Health & Wellbeing

The Fat Fighter – Confessions of a serial dieter

Fat Fighters courtesy of daily mail uk

Fat Fighters

I am one of those people that is always on some kind of diet.

In fact, I think I have been on a diet since 2006.

I have tried them all, Weight Watchers, Tony Ferguson, Paleo, Michelle Bridges, No carbs, raw food, the 5:2 diet.  You name it, I have tried it.

My experience is they all work of course (if you stick to them for more than five minutes).

The thing is, is that I am not actually overweight.

I am a size 10. Yet, I am always on the journey to get ‘skinny.’

My twisted brain thinks I might be just one chocolate muffin away from launching into irreversible obesity.

You see, I have this idea in my head that I need to get back to the weight I was when I was twenty-six. The magical and skinny weight. This number on the scales is not based on any scientific evidence, scans or my BMI (which is totally normal by the way). It is based on my idea that this is what I should weigh. Because I weighed it once and this is when people said I was reallllllyyyyy really skinny.  

When I was this magical and skinny weight, life was not better.

I had a stressful job in London and an auto immune problem. I was in a difficult and uncertain relationship. On top of this, I did not own a car and would spend hours walking around North West London. I walked to and from the shops carrying groceries, back and forth to the gym and to friends’ houses. Name the destination, you bet I walked there.

I try to listen to what my rational mind might say to quieten the diet addict within. This is what it would say:

Fact. Clothing does not lie. I have been a stable size 10 for a good seven years now.

Sure, my weight might fluctuates up and down a few kilos or so, depending on if I have been on a holiday, a bread binge, inhaled a bottle of wine, or didn’t train for a couple of weeks.
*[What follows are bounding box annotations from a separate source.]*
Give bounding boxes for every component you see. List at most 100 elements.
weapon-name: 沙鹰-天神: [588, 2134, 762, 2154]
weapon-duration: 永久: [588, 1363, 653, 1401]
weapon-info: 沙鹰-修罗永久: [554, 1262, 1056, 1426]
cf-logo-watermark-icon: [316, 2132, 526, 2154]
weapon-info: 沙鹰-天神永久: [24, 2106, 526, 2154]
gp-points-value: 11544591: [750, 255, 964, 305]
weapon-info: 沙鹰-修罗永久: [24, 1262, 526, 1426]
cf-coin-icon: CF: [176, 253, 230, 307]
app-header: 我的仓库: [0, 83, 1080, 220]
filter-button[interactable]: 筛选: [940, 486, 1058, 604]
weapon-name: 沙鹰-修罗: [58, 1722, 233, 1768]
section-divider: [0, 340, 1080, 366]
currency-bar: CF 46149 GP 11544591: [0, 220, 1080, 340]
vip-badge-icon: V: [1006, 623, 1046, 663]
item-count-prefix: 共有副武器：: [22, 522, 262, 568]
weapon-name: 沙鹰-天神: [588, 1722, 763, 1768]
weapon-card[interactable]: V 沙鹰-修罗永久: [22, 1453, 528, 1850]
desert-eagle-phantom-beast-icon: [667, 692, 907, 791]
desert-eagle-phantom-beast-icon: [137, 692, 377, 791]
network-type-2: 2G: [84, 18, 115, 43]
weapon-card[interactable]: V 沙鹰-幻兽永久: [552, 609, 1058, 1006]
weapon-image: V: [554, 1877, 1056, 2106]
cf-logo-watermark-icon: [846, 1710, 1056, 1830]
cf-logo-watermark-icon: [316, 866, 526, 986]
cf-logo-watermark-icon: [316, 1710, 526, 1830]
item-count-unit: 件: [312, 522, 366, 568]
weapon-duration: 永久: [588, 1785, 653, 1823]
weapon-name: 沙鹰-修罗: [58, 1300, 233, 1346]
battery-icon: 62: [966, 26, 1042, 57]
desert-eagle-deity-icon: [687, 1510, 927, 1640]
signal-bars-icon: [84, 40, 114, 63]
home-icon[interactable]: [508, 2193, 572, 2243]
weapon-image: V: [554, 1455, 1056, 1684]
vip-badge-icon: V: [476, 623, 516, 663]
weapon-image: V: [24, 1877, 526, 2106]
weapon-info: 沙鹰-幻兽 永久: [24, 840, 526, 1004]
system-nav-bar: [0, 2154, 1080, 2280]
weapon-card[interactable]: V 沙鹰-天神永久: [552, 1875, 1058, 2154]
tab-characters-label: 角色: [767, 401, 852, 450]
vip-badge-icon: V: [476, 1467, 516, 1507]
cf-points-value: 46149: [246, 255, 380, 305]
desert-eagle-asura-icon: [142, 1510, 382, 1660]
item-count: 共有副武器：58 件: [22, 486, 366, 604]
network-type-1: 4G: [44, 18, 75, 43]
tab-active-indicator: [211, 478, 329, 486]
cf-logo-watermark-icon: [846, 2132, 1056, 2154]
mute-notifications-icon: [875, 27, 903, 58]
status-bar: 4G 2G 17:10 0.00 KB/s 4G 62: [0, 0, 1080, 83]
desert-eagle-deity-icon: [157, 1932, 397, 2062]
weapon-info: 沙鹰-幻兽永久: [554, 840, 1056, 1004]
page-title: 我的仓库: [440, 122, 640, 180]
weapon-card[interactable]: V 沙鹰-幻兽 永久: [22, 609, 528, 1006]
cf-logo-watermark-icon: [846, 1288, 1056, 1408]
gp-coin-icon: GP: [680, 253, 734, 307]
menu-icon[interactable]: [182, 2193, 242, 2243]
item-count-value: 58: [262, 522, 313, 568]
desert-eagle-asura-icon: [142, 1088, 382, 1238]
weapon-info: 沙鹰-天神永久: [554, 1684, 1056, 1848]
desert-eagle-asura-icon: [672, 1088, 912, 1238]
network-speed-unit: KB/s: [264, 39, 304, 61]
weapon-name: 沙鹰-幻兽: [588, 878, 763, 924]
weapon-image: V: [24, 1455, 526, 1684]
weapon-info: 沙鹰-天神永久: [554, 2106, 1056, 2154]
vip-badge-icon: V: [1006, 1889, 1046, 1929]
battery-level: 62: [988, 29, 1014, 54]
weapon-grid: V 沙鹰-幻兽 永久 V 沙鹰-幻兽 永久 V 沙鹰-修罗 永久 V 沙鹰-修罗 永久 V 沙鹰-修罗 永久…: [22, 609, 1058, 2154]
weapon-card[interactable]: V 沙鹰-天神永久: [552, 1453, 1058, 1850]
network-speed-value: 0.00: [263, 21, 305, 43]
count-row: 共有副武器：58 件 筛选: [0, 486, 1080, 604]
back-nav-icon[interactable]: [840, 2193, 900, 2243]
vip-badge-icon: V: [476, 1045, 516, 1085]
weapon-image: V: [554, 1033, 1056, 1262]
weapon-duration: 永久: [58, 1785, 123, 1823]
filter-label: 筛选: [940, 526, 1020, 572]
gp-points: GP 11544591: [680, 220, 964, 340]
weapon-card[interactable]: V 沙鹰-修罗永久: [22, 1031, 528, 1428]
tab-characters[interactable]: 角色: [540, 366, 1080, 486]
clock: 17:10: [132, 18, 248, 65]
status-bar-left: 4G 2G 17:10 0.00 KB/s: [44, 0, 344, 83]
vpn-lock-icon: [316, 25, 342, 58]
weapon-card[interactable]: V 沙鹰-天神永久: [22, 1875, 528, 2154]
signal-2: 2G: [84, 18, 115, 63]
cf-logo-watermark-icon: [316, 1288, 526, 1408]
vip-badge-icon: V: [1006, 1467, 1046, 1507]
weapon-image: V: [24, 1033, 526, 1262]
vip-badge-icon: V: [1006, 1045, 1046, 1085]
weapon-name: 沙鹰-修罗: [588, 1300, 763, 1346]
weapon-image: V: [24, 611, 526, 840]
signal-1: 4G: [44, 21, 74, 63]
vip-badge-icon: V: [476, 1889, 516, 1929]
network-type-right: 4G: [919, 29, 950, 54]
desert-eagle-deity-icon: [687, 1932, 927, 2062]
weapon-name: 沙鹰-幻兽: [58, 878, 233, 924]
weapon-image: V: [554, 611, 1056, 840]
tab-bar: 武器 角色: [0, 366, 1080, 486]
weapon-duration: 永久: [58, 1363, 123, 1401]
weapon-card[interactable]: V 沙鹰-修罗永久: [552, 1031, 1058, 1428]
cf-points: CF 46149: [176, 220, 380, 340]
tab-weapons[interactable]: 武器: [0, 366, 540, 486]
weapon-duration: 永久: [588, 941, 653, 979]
Fact. Sometimes I am absolute fire with my health and fitness.

I give up booze for four months, train like a demon for an endurance event and plan all my meals out for the week ahead.

Fact. You can’t always live like this. Life gets in the way; dinners, work, friends, living and chocolate.

Sometimes you can’t always be on the money.

What I have realised that is consistent for me and my general wellbeing and health are the three things that I can’t live without.

  1. Sleep – I need 8 hours a night or else I turn into cranky pants. If 8 hours sleep is not achieved, I am the occasional partaker in a nanna nap. I also have one non alarm day a week as a rule. This is going to be difficult if little people ever enter my life, but it’s my rule for now.
  2. I keep moving – Even on a ‘bad’ week I will train at least four times.  If I am sick. I go for a walk. If I break my toe, I go for a swim. If it rains, I run. I keep myself moving. Not just for my physical health but for my mental health too. There is nothing worse than going straight from office to home and not seeing the light of day. 
  3. Water – I drink A LOT of water.  Juice is a no-no and soft drinks are a very-once-in-a-while kind of treat.  Coffee is my vice and my bestest ever friend.

What I have realised over time and my many years of dieting, calorie counting apps and training is, that if I skip the gym for a week or two or eat out a few too many times as I would like to,  NOTHING WILL HAPPEN TO MY BODY. Well, not in a couple of weeks anyway. As long as I don’t go to doughnut dan daily or eat several packets of tim tams in one sitting.

Sure, I might feel a bit blah for a week until I get back on track. But, I have realised that everyone is too busy looking at themselves and worrying about their own bodies to notice me and my three kilo fluctuations.

Unless I weighed 180 kilos and lost 100, no one would notice my weight at all.

So, I make this commitment now to give myself a break from the continuous world of dieting and chasing that skinny magical number that I will probably will never weigh again.

I am much happier, healthier, smarter and stronger today than the ‘super skinny’ stressed, unsure and anxious twenty-six year old I once was.